On the JVM that used to re-use the same character array, but it now copies it instead.
i think that’s feasible
the last version changed removeParenTrail
it used to remove the paren trail after processing every line
it’s now just popParenTrail
, modifies the paren stack
It would also mean that you wouldn’t need the getLineEnding thing to re-join the lines.
anyway, no unnecessary modifications, and you can watch all line modifications at replaceWithinLine
function
interesting
And it is probably feasible to apply the changes in whichever way is friendliest to the JS garbage collector.
I like this
I’m actually very impressed with how well V8 handles all the string concatenation though.
Anyway, I’m hoping to have it working this afternoon with a bit of luck, and we can see if we like it at that stage.
As an aside, I’m using http://wallabyjs.com to make the change, it’s lovely.
was it slow when splitting lines?
I’m not sure. I don’t know whether the JS engines re-use the backing char array or not.
The JVM used to but then they changed it since apparently people would often hold onto small substrings of very large backing arrays, which caused memory problems.
But I’m not just thinking about memory pressure, I suspect that in practice applying diffs will be much better for performance in text editors, although I have no idea how to benchmark that.

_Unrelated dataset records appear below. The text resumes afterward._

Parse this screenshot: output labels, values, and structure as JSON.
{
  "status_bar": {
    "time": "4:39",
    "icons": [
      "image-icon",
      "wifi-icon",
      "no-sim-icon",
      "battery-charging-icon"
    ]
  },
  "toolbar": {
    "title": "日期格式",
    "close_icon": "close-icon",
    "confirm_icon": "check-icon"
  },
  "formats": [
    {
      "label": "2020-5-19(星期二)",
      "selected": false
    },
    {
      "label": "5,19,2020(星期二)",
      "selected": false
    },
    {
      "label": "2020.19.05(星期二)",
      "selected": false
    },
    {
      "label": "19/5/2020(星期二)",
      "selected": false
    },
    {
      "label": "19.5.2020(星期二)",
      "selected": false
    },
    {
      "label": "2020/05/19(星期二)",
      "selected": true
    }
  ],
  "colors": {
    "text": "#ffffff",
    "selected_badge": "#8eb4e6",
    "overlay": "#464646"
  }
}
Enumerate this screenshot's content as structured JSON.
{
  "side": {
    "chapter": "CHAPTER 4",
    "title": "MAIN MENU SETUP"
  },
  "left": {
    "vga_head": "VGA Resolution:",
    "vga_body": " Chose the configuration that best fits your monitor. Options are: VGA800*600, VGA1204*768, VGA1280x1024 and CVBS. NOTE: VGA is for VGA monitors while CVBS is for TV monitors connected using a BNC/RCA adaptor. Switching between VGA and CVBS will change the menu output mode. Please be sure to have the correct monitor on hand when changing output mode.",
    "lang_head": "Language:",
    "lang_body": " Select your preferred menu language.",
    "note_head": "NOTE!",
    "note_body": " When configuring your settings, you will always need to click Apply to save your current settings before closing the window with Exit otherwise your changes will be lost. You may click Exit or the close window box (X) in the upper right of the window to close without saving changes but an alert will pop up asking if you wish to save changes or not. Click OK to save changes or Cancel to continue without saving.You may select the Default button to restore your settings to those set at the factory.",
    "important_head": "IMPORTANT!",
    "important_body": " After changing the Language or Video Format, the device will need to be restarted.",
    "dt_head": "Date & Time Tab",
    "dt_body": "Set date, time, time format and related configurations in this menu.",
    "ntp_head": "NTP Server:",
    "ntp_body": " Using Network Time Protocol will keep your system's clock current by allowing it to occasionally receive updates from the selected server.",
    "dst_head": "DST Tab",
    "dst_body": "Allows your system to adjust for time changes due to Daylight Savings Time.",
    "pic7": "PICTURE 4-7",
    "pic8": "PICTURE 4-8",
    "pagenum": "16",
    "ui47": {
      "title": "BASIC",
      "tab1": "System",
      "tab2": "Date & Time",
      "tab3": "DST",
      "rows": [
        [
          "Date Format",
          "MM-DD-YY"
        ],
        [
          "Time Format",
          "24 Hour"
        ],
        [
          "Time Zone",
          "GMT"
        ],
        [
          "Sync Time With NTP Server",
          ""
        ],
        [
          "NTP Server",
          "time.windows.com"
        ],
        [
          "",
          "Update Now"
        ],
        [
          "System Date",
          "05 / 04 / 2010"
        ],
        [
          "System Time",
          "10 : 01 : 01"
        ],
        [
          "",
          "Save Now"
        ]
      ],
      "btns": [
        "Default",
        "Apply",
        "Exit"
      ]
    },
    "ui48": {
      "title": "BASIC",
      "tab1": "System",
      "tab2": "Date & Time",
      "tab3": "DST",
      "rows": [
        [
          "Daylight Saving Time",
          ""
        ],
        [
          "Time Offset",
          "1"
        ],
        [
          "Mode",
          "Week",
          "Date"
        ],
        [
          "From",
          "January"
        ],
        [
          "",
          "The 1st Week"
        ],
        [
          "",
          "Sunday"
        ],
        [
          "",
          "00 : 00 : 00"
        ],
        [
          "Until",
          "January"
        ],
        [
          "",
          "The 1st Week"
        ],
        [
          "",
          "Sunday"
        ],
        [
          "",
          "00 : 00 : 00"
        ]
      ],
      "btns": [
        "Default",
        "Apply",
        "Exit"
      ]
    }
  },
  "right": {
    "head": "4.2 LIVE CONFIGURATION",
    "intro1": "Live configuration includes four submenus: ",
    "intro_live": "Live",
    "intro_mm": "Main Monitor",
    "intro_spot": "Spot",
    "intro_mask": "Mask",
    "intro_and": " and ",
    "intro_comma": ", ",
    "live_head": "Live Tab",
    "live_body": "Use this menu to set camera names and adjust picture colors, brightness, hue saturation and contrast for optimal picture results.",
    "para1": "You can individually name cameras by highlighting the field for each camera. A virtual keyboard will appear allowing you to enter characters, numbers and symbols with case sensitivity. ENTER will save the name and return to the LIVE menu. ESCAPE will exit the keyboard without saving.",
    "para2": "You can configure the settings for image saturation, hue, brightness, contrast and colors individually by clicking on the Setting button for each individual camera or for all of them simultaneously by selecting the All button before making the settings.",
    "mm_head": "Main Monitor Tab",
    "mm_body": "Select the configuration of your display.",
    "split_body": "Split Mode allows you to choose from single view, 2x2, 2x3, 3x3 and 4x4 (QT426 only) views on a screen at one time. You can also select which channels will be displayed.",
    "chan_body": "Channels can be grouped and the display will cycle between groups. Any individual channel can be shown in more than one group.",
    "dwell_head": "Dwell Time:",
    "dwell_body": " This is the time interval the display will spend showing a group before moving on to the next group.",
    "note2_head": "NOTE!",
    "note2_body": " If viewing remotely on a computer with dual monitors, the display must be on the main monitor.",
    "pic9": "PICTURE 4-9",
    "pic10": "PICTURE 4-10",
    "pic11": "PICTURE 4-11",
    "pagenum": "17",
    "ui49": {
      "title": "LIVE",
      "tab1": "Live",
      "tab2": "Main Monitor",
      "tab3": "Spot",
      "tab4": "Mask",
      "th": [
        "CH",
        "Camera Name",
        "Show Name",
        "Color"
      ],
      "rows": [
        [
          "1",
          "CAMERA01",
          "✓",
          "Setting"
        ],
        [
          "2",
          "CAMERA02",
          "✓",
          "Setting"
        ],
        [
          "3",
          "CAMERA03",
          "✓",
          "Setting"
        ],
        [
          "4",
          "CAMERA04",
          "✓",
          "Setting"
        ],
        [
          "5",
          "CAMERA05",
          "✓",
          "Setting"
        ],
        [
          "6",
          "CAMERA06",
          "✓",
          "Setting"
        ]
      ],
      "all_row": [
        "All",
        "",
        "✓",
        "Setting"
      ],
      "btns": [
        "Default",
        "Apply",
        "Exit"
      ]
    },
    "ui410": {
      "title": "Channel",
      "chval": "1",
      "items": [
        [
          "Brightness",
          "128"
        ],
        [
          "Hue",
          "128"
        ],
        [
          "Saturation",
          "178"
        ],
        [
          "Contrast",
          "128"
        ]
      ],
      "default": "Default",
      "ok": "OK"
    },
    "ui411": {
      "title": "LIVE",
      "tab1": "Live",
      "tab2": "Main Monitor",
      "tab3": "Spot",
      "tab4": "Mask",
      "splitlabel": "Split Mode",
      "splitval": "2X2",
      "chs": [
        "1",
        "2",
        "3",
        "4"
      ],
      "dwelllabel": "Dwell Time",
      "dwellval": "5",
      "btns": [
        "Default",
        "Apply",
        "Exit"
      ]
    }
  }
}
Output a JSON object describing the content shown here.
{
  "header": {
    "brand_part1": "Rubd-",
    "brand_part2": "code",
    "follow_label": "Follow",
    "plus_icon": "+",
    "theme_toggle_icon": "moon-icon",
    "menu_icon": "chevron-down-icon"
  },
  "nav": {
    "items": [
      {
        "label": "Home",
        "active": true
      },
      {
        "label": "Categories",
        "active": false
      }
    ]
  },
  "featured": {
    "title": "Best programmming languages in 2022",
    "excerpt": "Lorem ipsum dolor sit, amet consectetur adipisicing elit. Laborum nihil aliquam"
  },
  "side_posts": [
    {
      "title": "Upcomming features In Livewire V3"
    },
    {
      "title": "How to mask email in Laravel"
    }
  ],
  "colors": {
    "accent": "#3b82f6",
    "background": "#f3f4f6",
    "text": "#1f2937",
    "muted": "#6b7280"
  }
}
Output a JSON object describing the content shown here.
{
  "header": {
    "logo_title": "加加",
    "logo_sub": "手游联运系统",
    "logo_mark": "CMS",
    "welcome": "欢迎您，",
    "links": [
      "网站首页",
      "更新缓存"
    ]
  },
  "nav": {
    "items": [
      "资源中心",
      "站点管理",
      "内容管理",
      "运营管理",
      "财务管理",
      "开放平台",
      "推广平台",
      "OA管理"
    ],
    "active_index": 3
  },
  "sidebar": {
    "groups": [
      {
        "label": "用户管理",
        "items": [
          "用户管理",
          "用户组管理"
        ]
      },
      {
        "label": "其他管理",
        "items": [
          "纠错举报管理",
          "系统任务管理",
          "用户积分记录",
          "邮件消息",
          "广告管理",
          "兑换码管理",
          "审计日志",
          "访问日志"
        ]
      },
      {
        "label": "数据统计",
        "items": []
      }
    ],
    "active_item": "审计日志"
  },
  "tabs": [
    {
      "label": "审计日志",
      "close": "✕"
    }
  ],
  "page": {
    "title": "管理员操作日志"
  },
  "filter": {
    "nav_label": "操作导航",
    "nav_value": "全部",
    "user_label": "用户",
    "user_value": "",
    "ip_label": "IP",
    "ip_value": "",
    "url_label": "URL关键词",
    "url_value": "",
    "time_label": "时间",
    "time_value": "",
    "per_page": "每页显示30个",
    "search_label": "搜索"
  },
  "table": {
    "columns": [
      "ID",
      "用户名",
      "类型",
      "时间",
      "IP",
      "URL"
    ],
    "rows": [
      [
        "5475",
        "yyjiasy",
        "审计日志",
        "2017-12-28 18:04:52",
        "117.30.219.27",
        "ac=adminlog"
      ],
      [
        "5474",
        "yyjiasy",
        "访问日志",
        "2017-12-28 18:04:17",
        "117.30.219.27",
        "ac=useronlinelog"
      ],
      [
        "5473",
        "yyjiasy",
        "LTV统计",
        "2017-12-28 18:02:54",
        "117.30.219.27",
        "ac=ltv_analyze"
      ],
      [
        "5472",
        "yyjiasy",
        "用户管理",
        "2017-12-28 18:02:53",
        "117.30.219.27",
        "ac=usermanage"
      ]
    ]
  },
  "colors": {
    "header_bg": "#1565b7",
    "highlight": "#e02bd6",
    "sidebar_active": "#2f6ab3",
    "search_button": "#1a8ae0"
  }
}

i’m really liking the delta idea
are you trying this in parinfer.js first?
with wallaby somehow?
You’ll be pleased to hear that Wallaby shows great test coverage too, only a couple of edge cases not covered (tabs and \r\n
)
awesome, would love to try this
yeah, i sort of changed my testing philosophy in parinfer, just focusing on the core inference stuff
yeah, if you have time to share that
need to step out for an hour
awesome change btw if we can get that in
haha, i don’t mind that
i’ll be moving to parinfer soon anyway
atom*
@shaunlebron: Actually, one more advantage of the deltas is that you don’t actually need to track cursor or selection position - they’ll automatically be updated by the editor as the text is modified.
@cfleming: mind blown
lol, yeah, the editor should totally take care of that. way simpler
I had hoped that all edits would be applied to the document in source order, but that’s not the case.